Plato de espinacas con garbanzos servido en una cazuela

Hay platos que resumen una forma de cocinar basada en ingredientes sencillos, buen aceite de oliva y mucho sabor. Las espinacas con garbanzos son uno de los ejemplos más conocidos de la cocina andaluza y una opción fácil para preparar un almuerzo completo y reconfortante.

La receta admite pequeñas variaciones según la zona y los gustos de cada casa, pero mantiene una base reconocible: espinacas, garbanzos, pan, ajo, comino, pimentón y vinagre. El resultado debe quedar jugoso, aromático y con una salsa bien ligada.

Ingredientes para preparar espinacas con garbanzos

Para elaborar este plato se necesitan espinacas frescas o congeladas, garbanzos cocidos, varios dientes de ajo, una rebanada de pan, aceite de oliva virgen extra, pimentón, comino, vinagre, sal y un poco de agua o caldo.

Si se utilizan garbanzos secos, deben permanecer en remojo y cocerse previamente hasta que estén tiernos. Para una preparación más rápida también se pueden emplear garbanzos cocidos, bien enjuagados y escurridos antes de incorporarlos al guiso.

La clave de este plato está en conseguir una salsa espesa y sabrosa sin ocultar el sabor de las espinacas.

El pan ayuda a dar cuerpo a la salsa, mientras que el comino y el vinagre aportan el perfil aromático característico de esta receta. Conviene añadir estos ingredientes con moderación y rectificar al final.

Cómo hacer la receta paso a paso

El primer paso consiste en lavar las espinacas y cocinarlas en una sartén amplia con un poco de aceite. Cuando hayan reducido su volumen, se retiran y se reservan. Si son congeladas, es importante escurrirlas bien para que el plato no quede aguado.

En la misma sartén se fríen el pan y los ajos hasta que estén dorados, sin llegar a quemarse. Después se pasan a un mortero o vaso de batidora y se trituran junto con el comino, el vinagre y un poco de agua.
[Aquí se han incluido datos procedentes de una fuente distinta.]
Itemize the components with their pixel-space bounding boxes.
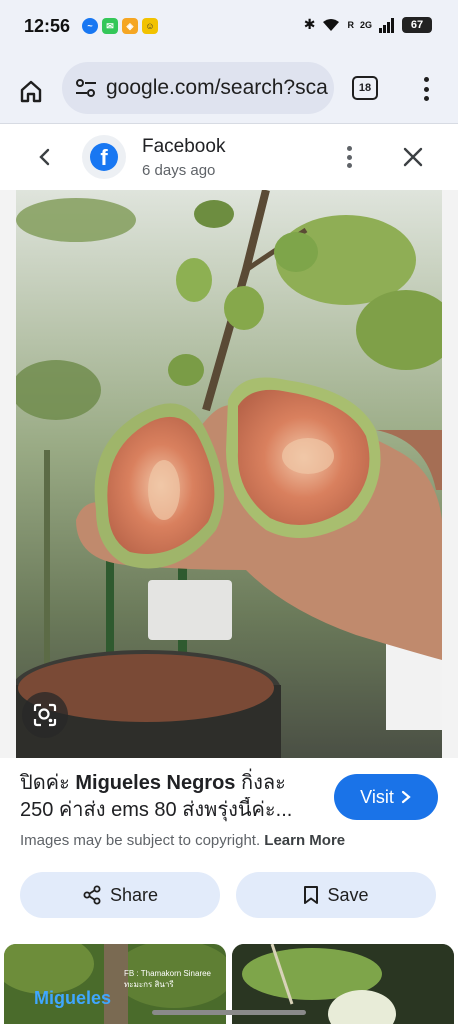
wifi-icon [323,18,340,31]
system-icons: ✱ R 2G 67 [304,16,432,33]
thumbnail-caption: FB : Thamakorn Sinaree ทะมะกร สินารี [124,968,211,990]
learn-more-link[interactable]: Learn More [264,832,345,849]
save-label: Save [327,884,369,905]
title-line2: 250 ค่าส่ง ems 80 ส่งพรุ่งนี้ค่ะ... [20,799,293,821]
thumbnail-caption-line1: FB : Thamakorn Sinaree [124,969,212,978]
title-part1: ปิดค่ะ [20,772,76,794]
google-lens-button[interactable] [22,692,68,738]
app-notification-icon: ☺ [142,18,158,34]
save-button[interactable]: Save [236,872,436,918]
share-button[interactable]: Share [20,872,220,918]
shopping-icon: ◈ [122,18,138,34]
site-settings-icon[interactable] [74,77,98,99]
image-viewer [0,190,458,758]
home-button[interactable] [14,74,48,108]
source-name[interactable]: Facebook [142,136,225,158]
fig-photo[interactable] [16,190,442,758]
title-bold: Migueles Negros [75,772,236,794]
visit-button[interactable]: Visit [334,774,438,820]
visit-label: Visit [360,786,394,807]
gesture-nav-bar[interactable] [152,1010,306,1015]
source-header: f Facebook 6 days ago [0,124,458,190]
bookmark-icon [304,886,319,904]
thumbnail-label: Migueles [34,988,112,1008]
notification-icons: ~ ✉ ◈ ☺ [82,18,158,34]
battery-indicator: 67 [402,16,432,33]
facebook-logo[interactable]: f [82,135,126,179]
share-label: Share [109,884,159,905]
dot [423,96,429,101]
dot [346,146,352,151]
url-text: google.com/search?sca [106,76,328,99]
title-part2: กิ่งละ [235,772,286,794]
browser-toolbar: google.com/search?sca 18 [0,56,458,124]
dot [423,86,429,92]
network-type: 2G [359,19,372,30]
facebook-icon: f [90,143,118,171]
browser-menu-button[interactable] [414,74,438,104]
share-icon [83,885,101,905]
tab-switcher-button[interactable]: 18 [352,76,378,100]
messenger-icon: ~ [82,18,98,34]
close-icon [403,147,423,167]
bluetooth-icon: ✱ [303,16,316,32]
fig-image [16,190,442,758]
status-time: 12:56 [24,16,71,36]
line-app-icon: ✉ [102,18,118,34]
address-bar[interactable]: google.com/search?sca [62,62,334,114]
lens-icon [33,703,57,727]
result-title[interactable]: ปิดค่ะ Migueles Negros กิ่งละ 250 ค่าส่ง… [20,770,320,824]
chevron-left-icon [39,148,50,166]
dot [346,154,352,160]
chevron-right-icon [401,790,411,804]
more-options-button[interactable] [340,142,358,172]
status-bar: 12:56 ~ ✉ ◈ ☺ ✱ R 2G 67 [0,0,458,56]
signal-icon [379,17,394,33]
thumbnail-caption-line2: ทะมะกร สินารี [124,980,174,989]
back-button[interactable] [30,142,60,172]
roaming-indicator: R [347,19,354,30]
dot [346,163,352,168]
close-button[interactable] [398,142,428,172]
dot [423,77,429,82]
source-time: 6 days ago [142,162,216,179]
home-icon [20,80,42,103]
copyright-notice: Images may be subject to copyright. Lear… [20,832,345,849]
copyright-text: Images may be subject to copyright. [20,832,261,849]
La mezcla se devuelve a la sartén y se añade el pimentón fuera del fuego o con la temperatura muy baja para evitar que se queme. A continuación se incorporan las espinacas y los garbanzos, junto con un poco más de agua si fuera necesario.

El conjunto debe cocinarse a fuego suave durante unos minutos para que los sabores se integren y la salsa adquiera una textura ligada. Antes de servir, se prueba y se ajusta de sal, vinagre o comino según el gusto.

Consejos para servirlas y conservarlas

Las espinacas con garbanzos pueden servirse calientes o templadas. Su sabor suele intensificarse después de reposar, por lo que también son una buena opción para preparar con antelación y calentar suavemente antes de llevarlas a la mesa.

Para conservarlas, deben guardarse en el frigorífico dentro de un recipiente cerrado y consumirse en un plazo razonable. Si la salsa se espesa demasiado al recalentarla, se puede añadir una pequeña cantidad de agua y remover hasta recuperar la textura.

Este plato funciona como entrante, guarnición o comida principal, especialmente si se acompaña con pan. Su sencillez permite adaptar las cantidades y ajustar la intensidad del ajo, el vinagre y las especias sin perder la esencia de la receta.